Se corresse l'anno 1984 nessuno si sorprenderebbe di "Euphoric /// Heartbreak", seconda prova degli scozzesi Glasvegas: la struttura sonora imponente sarebbe salutata come elegiaca, la limpida sequenza di hit-single come un'autentica conferma di talento. In verità, anni di basso profilo hanno distolto l'ascoltatore dalla logica di una musica pop-rock che abbracci passione e leggerezza, tanto che l'immediatezza non è più un valore ma un passo incerto su cui arenarsi.
Nessuna paura, i Glasvegas sono ancora posseduti da un'ispirazione viscerale e autentica, che cerca solo di contattare il tormento di una generazione che vive una sessualità decontestualizzata e incerta: questo rende difficile accettarli come gli eredi dei Jesus & Mary Chain, ma non come uno dei pochi gruppi capaci di superare il provincialismo della nuova pop-music.
I sogni di James Allan e dei suoi Glasvegas sono diventati a colori in "Euphoric /// Heartbreak", il robusto cromatismo di grigi dell'eccellente esordio ora chiede ascolto, e lo fa contaminando il loro wall of sound con suoni più ricchi di enfasi.
Come un remake di fantascienza, la musica dei Glasvegas ripropone incubi e tormenti che tolgono il respiro e cercano nuovo sangue. Un leit-motiv anima le tracce, il dubbio dei desideri, il rimpianto e i ricordi, che scivolano come sogni senza attori, aspirando a una rinascita emotiva.
Cascate di synth su tracce di cupo romanticismo realizzano un sound meno pulito e flebile dell'esordio, i riff mostrano cedimenti lirici, ma anche i brani più vulnerabili come "Shine Like Stars" e "Dream Dream Dreaming"restano solidamente ancorati nelle emozioni.

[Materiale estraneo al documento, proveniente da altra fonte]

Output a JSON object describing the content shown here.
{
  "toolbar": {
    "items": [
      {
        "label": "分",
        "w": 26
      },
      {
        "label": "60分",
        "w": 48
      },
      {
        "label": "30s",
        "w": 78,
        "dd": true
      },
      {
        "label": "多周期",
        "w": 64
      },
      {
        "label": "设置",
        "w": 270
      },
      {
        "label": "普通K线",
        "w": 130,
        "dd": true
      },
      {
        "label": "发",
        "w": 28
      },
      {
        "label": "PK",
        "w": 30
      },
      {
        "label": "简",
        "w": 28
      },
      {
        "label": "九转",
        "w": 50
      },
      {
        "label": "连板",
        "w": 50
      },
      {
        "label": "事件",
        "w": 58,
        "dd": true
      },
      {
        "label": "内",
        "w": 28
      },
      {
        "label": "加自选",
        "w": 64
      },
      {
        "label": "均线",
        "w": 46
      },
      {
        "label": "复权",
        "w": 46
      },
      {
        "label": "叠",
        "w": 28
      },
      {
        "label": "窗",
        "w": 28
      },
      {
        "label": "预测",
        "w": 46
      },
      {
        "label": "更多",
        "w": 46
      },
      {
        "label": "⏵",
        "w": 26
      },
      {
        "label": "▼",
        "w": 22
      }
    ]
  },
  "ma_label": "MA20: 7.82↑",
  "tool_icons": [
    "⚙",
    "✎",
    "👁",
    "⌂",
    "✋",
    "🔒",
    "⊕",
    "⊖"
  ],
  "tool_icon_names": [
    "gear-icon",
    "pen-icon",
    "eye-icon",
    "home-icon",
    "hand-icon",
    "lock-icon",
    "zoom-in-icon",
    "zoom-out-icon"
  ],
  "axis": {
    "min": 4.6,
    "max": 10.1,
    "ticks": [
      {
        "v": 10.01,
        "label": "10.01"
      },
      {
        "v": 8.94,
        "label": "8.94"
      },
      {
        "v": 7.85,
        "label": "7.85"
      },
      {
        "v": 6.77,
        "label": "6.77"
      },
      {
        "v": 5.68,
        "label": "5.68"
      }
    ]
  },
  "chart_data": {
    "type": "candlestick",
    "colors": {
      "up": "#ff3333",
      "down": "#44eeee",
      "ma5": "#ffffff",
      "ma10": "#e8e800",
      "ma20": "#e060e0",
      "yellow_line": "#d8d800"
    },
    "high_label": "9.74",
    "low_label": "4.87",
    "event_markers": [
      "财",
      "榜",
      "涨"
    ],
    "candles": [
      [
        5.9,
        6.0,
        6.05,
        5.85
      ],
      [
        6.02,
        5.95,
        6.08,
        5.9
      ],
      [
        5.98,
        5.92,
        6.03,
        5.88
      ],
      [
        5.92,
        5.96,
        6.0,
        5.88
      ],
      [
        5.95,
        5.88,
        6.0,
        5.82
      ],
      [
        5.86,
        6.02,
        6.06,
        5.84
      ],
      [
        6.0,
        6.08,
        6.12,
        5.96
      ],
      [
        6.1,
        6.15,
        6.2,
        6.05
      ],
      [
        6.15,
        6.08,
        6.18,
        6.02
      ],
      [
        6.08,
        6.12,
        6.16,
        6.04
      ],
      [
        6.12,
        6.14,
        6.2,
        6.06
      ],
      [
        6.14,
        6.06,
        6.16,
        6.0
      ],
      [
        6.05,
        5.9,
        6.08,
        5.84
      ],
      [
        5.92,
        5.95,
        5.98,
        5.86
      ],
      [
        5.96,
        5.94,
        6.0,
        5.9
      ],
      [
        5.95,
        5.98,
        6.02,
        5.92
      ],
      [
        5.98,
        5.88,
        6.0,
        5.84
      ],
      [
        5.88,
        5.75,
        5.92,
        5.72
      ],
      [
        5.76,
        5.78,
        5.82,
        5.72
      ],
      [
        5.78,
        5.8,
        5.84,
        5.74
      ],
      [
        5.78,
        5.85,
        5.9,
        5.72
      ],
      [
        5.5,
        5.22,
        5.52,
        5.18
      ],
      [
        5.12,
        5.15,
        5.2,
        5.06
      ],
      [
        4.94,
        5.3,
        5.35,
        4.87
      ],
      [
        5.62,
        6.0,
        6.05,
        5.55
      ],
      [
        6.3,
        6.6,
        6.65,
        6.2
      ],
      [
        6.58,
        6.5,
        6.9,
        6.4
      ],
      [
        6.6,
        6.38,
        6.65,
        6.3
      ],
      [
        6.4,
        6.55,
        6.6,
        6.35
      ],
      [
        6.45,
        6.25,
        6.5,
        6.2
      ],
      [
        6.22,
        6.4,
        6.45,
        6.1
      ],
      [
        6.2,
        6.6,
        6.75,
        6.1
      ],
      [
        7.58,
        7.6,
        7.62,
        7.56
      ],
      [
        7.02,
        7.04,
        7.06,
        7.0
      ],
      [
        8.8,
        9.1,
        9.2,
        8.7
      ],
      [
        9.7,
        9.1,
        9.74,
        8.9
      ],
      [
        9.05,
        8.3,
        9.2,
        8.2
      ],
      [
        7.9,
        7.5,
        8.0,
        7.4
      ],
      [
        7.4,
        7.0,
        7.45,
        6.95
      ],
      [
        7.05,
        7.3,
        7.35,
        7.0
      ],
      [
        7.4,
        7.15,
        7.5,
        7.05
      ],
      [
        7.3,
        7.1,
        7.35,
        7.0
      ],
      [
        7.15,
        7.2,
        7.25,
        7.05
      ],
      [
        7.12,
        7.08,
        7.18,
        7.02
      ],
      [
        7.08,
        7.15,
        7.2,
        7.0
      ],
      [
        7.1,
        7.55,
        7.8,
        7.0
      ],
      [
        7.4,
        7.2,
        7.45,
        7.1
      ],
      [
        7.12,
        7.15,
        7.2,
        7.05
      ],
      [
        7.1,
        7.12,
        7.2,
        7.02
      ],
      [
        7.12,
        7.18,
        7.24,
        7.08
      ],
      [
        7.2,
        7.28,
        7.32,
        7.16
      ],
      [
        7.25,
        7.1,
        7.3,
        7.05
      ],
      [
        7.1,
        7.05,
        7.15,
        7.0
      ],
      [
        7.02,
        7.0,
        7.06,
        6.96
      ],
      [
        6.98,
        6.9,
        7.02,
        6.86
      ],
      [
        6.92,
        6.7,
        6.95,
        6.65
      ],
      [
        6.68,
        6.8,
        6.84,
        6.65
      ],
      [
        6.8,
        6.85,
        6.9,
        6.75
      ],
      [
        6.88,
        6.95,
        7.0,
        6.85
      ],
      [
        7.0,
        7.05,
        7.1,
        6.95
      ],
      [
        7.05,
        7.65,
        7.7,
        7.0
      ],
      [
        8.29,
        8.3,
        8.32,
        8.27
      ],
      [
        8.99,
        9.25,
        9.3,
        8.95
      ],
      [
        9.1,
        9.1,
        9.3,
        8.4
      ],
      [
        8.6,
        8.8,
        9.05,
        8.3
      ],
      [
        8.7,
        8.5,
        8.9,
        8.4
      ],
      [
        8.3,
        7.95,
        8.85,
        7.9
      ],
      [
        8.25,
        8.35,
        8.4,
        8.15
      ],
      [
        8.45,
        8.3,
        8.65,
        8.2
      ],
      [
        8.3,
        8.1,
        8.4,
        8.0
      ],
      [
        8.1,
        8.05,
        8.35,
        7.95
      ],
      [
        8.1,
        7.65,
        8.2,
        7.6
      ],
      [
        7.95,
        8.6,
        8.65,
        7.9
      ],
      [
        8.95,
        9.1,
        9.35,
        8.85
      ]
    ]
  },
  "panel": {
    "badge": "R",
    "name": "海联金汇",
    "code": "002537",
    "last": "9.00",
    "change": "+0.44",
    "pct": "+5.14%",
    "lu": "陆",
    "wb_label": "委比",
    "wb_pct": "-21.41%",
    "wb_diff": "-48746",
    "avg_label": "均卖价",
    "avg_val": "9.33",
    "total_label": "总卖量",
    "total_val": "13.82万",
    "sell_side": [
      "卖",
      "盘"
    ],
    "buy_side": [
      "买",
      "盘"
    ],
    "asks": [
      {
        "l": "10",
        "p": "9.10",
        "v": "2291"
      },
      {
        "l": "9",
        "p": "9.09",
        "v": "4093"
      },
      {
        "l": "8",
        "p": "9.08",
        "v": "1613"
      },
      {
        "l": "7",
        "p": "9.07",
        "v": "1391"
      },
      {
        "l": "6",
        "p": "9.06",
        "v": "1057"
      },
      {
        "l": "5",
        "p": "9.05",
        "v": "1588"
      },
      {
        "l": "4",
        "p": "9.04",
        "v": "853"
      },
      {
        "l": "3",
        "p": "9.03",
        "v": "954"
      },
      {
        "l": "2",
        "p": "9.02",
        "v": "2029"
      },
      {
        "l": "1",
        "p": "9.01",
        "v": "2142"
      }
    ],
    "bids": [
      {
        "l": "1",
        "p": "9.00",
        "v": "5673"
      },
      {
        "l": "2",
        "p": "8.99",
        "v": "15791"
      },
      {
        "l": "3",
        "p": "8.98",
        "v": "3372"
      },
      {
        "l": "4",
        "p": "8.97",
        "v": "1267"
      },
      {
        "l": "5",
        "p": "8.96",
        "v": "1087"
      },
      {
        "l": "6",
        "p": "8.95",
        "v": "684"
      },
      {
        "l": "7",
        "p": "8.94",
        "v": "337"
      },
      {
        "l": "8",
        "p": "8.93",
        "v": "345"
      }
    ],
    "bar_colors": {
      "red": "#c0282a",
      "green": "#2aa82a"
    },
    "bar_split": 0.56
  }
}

La presenza di Jonna Löfgren, batterista di nuova acquisizione, è fondamentale per comprendere la nuova idendità sonora dei Glasvegas, la malinconica "Whatever Hurts You Through The Night" racconta di donne e lesbismo citando Thelma & Louise mentre synth a cascata scorrono su morbide basi ritmiche, quasi un matrimonio tra gli Ultravox di "Vienna" e i Cocteau Twins di "Heavean Or Las Vegas".
Il pop dei Glasvegas è innegabilmente legato a sonorità anni 80, un briciolo di U2, alcune tracce dei primi Echo & The Bunnymen, ma resta fondamentale la loro attitudine al rock 'n' roll era-Phil Spector in brani come "You" e "The World Is Yours".
L'omosessualità, come centro emotivo di una generazione, concentra molte tematiche dei brani inducendo James Allan a sottolineare con maggior cura le parole, ed ecco che il cantato diventa meno verboso e più descrittivo, il pianto è ora un grido, la dolcezza è disperazione, mentre le strutture shoegaze si fondono con l'elettronica che trasforma la verve adolescenziale dell'esordio in un salto a ostacoli verso la maturità.
"I Feel Wrong (Homosexuality, Pt. 1)" e "Stronger Than Dirt (Homosexuality, Pt. 2)" affrontano il rischio della prevedibilità, parlando invece con inaspettato distacco e senza condiscendenza di sessualità diverse e passioni omo, un patrimonio emotivo insidioso disteso tra pulsanti suoni di basso e synth, che fanno oscillare il ritmo con un piacevole lirismo, liberando le parole dalla gabbie emotive.
Non credo che "Euphoric /// Heartbreak" sia destinato a convincere i detrattori del gruppo, anzi l'album mostra una autorevolezza e un'energia che potrà far gridare al tradimento della loro prima incarnazione musicale - la musica dei Glasvegas resta ancorata a una visione pop emotiva e coinvolgente, tanto che non sorprende cogliere echi dei Duran Duran in "The World Is Yours" o dei Depeche Mode in alcune soluzioni sonore.
I Glasvegas affidano canzoni ambiziose come "Euphoria, Take My Hand" alle abili mani di Flood, il quale reinventa il loro soundscap, mentre James Allan sembra svendere la sua arte e anche i suoi affetti in "Change" coinvolgendo la voce della madre. Se questo sia frutto di scaltrezza o ingenuità non è ancora ben chiaro, ma il gruppo possiede ancora il dono della creatività degli esordi, il tono più deciso del loro secondo album apre senz'altro scenari nuovi, la loro musica resta sempre ancorata alla forza emotiva di un romanticismo che può irretire, ma non lasciare del tutto indifferenti.